Dans le monde artistique anversois, il bénéficiait d'un certain statut. Il était connu pour avoir une personnalité chaleureuse et imperturbable, pour être instruit et pourvu d'un humour un peu maussade mais parfois aussi sarcastique. Guillaume Bijl a été un partisan de la première heure et il lui a offert la chance de participer à toutes sortes de projets artistiques en Belgique comme à l'étranger. Et il n'était pas le seul. Ses poèmes également, qu'il déclamait sur le ton strict, presque martial de Willem Elsschot, ont été appréciés et publiés par Johan Devrome à l'Antwerpse academie. La même école d'art, où Frank a étudié sans jamais achever ses études, lui a offert une plateforme dans son Jardin d'hiver lors de la Journée Portes Ouvertes, ce qui a engendré une grande incertitude chez de nombreux futurs étudiants quant à la nature ce qu'ils pouvaient attendre de cette école. Entre-temps, la Verbeke Foundation à Kemzeke lui avait déjà offert une pile de containers marins pour y ranger ses œuvres et réservé tout une salle dans l'exposition Lost in Garbage pour exposer le meilleur de son œuvre.
Cependant, les choses en sont restées là.
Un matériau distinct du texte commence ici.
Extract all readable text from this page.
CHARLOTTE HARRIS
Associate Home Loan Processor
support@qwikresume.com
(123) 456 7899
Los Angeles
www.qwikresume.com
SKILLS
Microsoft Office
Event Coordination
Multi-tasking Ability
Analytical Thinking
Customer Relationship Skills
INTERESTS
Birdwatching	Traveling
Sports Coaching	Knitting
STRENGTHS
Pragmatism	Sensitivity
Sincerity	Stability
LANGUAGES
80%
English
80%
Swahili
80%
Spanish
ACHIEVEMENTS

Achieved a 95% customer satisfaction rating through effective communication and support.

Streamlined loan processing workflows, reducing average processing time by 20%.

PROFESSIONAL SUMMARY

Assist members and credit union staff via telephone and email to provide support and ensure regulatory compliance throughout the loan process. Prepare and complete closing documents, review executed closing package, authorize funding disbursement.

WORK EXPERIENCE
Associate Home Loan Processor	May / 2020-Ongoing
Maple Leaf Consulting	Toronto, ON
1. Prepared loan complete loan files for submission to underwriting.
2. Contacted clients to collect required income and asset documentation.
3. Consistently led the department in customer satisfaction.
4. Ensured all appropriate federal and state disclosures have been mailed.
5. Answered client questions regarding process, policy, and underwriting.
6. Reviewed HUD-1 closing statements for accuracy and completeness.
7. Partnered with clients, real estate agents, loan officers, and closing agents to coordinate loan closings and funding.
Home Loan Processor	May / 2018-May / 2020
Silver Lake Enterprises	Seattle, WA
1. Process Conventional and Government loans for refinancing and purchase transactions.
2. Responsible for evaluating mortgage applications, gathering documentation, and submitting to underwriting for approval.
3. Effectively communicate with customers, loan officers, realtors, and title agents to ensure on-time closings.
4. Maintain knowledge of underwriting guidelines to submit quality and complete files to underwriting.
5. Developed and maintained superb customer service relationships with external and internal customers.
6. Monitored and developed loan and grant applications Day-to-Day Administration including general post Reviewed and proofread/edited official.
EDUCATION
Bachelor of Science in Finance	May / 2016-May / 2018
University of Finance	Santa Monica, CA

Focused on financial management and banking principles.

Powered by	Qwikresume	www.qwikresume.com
Les collectionneurs d'art, bien qu'il s'agisse également de hoarders, bien que d'un genre à part, ont quitté le navire. Les musées sont restés frileux. Longtemps après Duchamp et Picabia, Magritte, Manzoni et Broodthaers, le respect de l'art et de son sérieux sacré est de retour. L'encens brûle partout. Alors après la merde en boîte et les casseroles de moules, le cap ultime, celui des déchets de rue, a été soigneusement contourné. En effet, aussi classique et religieux que Frank F. Castelyns ait pu être, il est resté un représentant des années 1960, qui étudiait à sa manière l'ordre établi et le faisait tomber à travers le panier. Est-ce que nous mettrons à nouveau un frein à la ridiculisation artistique des groupes financiers, autrefois appelés 'bourgeoisie' ? Un Castelyns à Art Dubai garantirait pourtant un éclat qu'aucun artiste à paillettes américain ne peut égaler.